HD 18262

Observation data Epoch J2000 Equinox J2000
- Constellation: Cetus
- Right ascension: 02^{h} 56^{m} 13.767^{s}
- Declination: +08° 22′ 53.62″
- Apparent magnitude (V): 5.963

Characteristics
- Evolutionary stage: main sequence
- Spectral type: F6III-IVs
- Apparent magnitude (B): 6.431±0.015
- Apparent magnitude (G): 5.861±0.003
- Apparent magnitude (J): 5.134±0.037
- Apparent magnitude (H): 4.934±0.098
- Apparent magnitude (K): 4.845±0.02
- B−V color index: 0.437

Astrometry
- Radial velocity (R_{v}): 27.38±0.15 km/s
- Proper motion (μ): RA: +111.39 mas/yr Dec.: −89.435 mas/yr
- Parallax (π): 23.1485±0.0873 mas
- Distance: 142.766 ly (43.7931 pc)
- Absolute magnitude (M_{V}): 2.79

Details
- Mass: 1.54±0.03 M_{☉}
- Radius: 1.996 R_{☉}
- Luminosity: 6.017 L_{☉}
- Surface gravity (log g): 4.19 cgs
- Temperature: 6404 K
- Metallicity [Fe/H]: 0.358 dex
- Rotational velocity (v sin i): 8.26 km/s
- Age: 1.64+0.29 −0.22 Gyr
- Other designations: BD+07 450, HD 18262, HIP 13679, HR 870, SAO 110851, PPM 146068, TIC 387541497, TYC 641-763-1, GSC 00641-00763, IRAS 02535+0810, 2MASS J02561376+0822534, WISE J025613.80+082252.8, Gaia DR2 8810116091022208, Gaia DR3 8810116091022208

Database references
- SIMBAD: data

= HD 18262 =

F-type star in the constellation Cetus

HD 18262 (HR 870, HIP 13679) is an F-type main sequence or subgiant star located in the constellation Cetus. It has an apparent magnitude of 5.963, which makes it faintly visible to the naked eye. According to the Gaia spacecraft, HD 18262 is located at a distance of 43.79 pc and is moving away from Earth at a velocity of 27.4 km/s. Considering the apparent magnitude and the distance, its absolute magnitude is equivalent to 2.79. It belongs to the thin disk population of the Milky Way.

== Characteristics ==
It is an evolved F-type star that has left the main sequence and is now between a giant star and a subgiant, based on its spectral type of F6III-IVs. The star is 1.54 times more massive than the Sun and has expanded to 2 times its size. It is emitting six times the solar luminosity from its photosphere at an effective temperature of 6,400 K, which is around 630 degrees hotter than the Sun's photosphere. The age of HD 18262 is estimated at 1.64 billion years, equivalent to 36% of the Solar System's age. The star is metal-enriched compared to the Sun, the abundance of iron [Fe/H] on its surface is 2.3 higher than that of the Sun, while the oxygen abundance [O/H] is 2.9 times higher. (Note: from logarithms of 0.358 and 0.46 respectively.) Its B-V color index is 0.437, giving it the yellowish-white color of a F-type star.

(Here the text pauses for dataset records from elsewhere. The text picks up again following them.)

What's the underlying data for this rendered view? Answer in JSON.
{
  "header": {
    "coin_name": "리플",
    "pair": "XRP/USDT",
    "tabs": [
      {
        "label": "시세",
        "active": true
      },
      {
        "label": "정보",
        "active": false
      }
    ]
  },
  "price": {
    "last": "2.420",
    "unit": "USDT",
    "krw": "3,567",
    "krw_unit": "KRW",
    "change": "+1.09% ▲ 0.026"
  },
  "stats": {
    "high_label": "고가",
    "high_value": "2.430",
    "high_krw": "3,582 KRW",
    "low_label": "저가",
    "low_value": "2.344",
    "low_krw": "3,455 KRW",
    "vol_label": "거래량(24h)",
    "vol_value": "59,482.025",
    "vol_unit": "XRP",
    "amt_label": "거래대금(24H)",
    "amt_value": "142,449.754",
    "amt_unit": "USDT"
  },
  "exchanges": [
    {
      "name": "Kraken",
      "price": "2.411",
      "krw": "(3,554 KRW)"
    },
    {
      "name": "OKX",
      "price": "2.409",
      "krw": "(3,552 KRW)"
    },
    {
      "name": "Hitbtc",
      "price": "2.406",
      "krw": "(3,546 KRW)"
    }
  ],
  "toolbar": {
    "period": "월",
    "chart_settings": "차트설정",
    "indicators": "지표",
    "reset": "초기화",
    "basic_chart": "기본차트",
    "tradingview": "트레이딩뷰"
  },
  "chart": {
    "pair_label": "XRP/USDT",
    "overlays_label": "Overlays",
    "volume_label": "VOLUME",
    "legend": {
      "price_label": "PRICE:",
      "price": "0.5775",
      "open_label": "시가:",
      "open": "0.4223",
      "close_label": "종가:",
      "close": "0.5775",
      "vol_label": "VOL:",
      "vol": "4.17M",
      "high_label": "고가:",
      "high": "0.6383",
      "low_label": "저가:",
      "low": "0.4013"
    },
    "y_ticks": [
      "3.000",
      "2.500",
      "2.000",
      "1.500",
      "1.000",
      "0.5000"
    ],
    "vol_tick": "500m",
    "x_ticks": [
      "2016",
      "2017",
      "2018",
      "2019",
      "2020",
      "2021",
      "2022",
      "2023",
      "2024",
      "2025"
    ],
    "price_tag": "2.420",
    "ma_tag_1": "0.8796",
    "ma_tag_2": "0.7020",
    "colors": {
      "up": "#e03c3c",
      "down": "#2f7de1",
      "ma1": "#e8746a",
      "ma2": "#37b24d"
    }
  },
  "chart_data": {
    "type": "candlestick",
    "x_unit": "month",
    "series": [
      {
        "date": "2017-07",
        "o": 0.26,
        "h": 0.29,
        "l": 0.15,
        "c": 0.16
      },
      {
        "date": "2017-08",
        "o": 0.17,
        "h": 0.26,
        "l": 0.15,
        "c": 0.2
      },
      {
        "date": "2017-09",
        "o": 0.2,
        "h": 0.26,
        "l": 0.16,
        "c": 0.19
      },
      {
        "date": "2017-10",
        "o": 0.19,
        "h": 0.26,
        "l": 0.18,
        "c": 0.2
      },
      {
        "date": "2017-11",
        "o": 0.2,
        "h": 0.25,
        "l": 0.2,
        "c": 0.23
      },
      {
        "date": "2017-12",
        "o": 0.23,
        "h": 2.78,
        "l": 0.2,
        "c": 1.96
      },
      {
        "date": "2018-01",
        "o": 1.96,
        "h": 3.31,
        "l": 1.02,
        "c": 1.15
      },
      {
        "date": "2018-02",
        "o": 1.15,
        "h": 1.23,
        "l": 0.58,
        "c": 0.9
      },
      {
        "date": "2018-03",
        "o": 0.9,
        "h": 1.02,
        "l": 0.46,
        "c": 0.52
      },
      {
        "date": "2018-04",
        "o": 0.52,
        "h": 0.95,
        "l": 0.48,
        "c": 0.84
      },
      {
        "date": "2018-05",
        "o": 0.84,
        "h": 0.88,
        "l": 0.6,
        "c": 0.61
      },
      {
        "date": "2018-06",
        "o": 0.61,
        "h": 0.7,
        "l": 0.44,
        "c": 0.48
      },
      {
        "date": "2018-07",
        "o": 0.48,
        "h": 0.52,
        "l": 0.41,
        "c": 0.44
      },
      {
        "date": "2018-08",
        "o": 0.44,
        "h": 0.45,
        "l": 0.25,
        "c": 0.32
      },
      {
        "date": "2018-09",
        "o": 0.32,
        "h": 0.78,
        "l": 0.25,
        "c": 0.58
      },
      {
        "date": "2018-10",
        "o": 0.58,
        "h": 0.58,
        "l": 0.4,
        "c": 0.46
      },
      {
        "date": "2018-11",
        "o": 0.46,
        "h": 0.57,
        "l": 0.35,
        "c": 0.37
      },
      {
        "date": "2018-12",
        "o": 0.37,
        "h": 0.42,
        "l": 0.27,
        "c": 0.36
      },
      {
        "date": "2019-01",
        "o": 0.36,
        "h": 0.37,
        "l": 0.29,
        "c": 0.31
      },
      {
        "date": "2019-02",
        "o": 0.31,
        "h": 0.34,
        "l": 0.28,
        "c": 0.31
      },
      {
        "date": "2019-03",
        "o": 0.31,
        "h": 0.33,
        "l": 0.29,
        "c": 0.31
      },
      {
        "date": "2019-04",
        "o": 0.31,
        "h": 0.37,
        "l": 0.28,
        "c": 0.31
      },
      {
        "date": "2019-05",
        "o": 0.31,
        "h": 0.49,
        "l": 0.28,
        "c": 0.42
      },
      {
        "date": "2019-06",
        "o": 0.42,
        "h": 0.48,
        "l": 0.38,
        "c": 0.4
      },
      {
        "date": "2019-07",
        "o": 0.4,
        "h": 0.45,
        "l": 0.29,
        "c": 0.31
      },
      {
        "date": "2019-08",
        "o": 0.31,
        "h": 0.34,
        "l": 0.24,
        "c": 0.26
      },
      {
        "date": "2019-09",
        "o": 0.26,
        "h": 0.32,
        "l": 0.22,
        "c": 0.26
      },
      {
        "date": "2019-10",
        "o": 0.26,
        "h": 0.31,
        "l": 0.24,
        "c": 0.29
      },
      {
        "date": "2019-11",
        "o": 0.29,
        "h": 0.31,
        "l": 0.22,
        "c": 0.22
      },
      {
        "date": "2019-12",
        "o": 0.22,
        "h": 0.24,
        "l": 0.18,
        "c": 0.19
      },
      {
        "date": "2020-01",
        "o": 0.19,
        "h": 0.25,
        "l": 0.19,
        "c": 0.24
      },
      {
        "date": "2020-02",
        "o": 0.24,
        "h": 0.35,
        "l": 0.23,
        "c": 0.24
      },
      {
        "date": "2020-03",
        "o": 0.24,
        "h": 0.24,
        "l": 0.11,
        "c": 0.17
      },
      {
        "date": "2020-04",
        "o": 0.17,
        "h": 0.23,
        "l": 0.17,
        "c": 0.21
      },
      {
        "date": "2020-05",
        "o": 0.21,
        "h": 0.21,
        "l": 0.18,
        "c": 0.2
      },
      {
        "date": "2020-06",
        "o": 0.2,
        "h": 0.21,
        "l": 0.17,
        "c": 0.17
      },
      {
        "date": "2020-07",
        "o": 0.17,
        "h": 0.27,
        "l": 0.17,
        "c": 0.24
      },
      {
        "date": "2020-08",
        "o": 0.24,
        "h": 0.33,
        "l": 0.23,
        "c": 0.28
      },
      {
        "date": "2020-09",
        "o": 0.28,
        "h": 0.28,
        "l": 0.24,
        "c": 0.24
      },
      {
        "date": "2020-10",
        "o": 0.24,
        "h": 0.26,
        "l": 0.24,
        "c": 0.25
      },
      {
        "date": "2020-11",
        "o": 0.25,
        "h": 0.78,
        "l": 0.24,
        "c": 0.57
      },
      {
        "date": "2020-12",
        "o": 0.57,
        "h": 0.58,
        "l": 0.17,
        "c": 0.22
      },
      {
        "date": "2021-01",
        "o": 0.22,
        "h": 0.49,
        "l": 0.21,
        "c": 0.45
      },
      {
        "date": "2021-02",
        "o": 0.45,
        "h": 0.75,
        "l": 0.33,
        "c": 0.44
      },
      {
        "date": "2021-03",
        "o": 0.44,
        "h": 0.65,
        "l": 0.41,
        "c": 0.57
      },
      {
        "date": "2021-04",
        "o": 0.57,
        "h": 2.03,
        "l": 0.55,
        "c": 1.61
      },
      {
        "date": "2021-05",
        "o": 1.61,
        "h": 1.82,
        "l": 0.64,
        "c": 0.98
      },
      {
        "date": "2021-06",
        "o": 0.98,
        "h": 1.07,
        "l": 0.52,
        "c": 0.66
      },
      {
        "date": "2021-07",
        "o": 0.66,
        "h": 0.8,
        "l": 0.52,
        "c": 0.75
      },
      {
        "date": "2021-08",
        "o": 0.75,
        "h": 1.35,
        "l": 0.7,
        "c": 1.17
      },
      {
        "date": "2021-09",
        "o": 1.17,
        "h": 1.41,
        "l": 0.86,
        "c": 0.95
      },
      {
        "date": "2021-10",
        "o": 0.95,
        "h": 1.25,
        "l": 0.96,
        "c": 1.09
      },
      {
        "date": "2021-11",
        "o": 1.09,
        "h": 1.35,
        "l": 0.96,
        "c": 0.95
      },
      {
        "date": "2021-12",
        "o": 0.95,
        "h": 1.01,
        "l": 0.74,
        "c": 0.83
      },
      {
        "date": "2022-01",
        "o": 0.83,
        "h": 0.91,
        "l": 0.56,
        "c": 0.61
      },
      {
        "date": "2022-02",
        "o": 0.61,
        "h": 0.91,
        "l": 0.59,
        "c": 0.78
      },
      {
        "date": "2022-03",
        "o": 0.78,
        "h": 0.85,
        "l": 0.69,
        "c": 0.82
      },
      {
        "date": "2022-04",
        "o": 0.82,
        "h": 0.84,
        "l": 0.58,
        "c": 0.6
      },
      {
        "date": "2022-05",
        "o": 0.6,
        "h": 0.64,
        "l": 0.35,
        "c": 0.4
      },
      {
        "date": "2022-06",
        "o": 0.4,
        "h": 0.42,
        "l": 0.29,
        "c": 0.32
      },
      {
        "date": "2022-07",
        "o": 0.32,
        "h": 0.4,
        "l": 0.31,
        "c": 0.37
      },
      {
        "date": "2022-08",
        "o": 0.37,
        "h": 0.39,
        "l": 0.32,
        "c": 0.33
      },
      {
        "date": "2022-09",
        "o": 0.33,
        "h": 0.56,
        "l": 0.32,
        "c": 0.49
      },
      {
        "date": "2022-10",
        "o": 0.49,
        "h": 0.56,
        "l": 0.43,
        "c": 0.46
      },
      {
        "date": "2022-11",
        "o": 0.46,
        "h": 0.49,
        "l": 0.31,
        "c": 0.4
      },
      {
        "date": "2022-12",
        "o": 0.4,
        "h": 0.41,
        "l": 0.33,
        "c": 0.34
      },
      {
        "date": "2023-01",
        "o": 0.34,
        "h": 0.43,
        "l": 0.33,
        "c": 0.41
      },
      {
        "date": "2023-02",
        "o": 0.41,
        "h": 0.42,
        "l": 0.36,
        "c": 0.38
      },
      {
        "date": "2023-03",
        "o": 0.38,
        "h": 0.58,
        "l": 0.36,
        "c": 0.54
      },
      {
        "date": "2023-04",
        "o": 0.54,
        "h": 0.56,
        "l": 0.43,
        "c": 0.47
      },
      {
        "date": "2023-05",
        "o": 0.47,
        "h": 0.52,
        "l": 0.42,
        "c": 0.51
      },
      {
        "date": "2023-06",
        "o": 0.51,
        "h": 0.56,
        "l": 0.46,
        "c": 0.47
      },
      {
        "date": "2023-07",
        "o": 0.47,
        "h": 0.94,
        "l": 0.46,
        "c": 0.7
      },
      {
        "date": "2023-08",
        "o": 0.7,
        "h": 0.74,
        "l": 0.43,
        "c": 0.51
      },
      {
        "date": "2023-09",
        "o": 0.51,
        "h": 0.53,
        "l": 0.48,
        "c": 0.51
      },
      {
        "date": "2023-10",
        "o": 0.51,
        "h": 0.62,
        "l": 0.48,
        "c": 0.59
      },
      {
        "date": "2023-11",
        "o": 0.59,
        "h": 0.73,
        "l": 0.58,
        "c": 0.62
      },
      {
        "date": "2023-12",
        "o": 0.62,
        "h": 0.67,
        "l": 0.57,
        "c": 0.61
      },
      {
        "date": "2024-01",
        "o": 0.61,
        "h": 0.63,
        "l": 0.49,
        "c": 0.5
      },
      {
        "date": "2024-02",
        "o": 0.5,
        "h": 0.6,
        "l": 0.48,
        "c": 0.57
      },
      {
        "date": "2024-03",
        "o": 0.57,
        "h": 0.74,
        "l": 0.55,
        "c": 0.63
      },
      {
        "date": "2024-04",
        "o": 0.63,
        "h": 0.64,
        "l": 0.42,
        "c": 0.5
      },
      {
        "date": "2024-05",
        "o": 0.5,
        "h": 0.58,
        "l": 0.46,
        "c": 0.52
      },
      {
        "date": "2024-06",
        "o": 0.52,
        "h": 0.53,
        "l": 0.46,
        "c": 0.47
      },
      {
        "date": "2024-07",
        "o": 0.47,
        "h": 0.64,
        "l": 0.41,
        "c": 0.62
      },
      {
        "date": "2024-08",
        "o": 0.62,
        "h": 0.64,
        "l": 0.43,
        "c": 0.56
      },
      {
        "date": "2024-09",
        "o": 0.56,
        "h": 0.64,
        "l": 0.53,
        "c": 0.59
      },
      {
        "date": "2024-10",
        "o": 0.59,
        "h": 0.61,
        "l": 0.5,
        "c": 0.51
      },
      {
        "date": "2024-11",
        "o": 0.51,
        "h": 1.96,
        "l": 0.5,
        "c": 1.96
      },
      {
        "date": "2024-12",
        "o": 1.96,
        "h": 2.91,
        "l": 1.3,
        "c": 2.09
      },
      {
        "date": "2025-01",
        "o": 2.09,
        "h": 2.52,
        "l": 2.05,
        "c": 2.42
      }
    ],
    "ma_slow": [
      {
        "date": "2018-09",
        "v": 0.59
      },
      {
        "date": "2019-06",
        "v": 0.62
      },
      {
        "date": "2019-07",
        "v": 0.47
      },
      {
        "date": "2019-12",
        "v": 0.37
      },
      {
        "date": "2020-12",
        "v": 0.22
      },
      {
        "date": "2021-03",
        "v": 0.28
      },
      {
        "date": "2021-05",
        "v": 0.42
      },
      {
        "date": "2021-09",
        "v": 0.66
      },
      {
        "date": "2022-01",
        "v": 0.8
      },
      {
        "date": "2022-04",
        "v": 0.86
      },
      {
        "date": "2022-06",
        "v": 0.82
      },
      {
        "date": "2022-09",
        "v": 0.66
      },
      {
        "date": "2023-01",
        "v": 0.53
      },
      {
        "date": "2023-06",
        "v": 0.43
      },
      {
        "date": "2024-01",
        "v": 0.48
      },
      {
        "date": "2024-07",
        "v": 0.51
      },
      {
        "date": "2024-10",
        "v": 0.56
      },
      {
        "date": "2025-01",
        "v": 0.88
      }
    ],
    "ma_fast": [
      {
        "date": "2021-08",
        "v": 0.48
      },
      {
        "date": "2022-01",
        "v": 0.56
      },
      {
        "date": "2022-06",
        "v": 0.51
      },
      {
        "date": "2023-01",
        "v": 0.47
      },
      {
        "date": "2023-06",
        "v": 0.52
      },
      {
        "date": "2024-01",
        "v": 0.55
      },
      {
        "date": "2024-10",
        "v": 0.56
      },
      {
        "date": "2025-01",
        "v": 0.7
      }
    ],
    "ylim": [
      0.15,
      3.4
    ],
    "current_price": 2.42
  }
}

The distance to HD 18262, based on information from the Gaia spacecraft, is of 43.79 pc. The apparent magnitude of the star is of 5.96^{m}, which is bright enough to be seen to the naked eye under dark sites, far away from light pollution. The absolute magnitude, i.e. its brightness if it was seen at a distance of 10 pc, is of 2.79. HD 18262 is moving away from Earth at a velocity of 27.38 km/s. It is part of the thin disk population of the Milky Way. Its orbit around the galaxy has a low eccentricity of 0.06 and its distance from the galactic center varies from 7.14 to 8.11 kiloparsecs (23,280 to 26,440 light-years).

No debris disks have been detected around this star as of 2016 and no exoplanets have been detected around it as of 2012. A 2019 study analysed the possibility of HD 18262 hosting a giant planet, in five ensembles, analysing five different compositions. The highest possibity was in the second ensemble, where the planet would be formed by volatiles, lithophiles, and sderophiles. In this case, the possibility is of 23%. HD 18262's habitable zone is located at a mean distance of 2.44 astronomical units from it.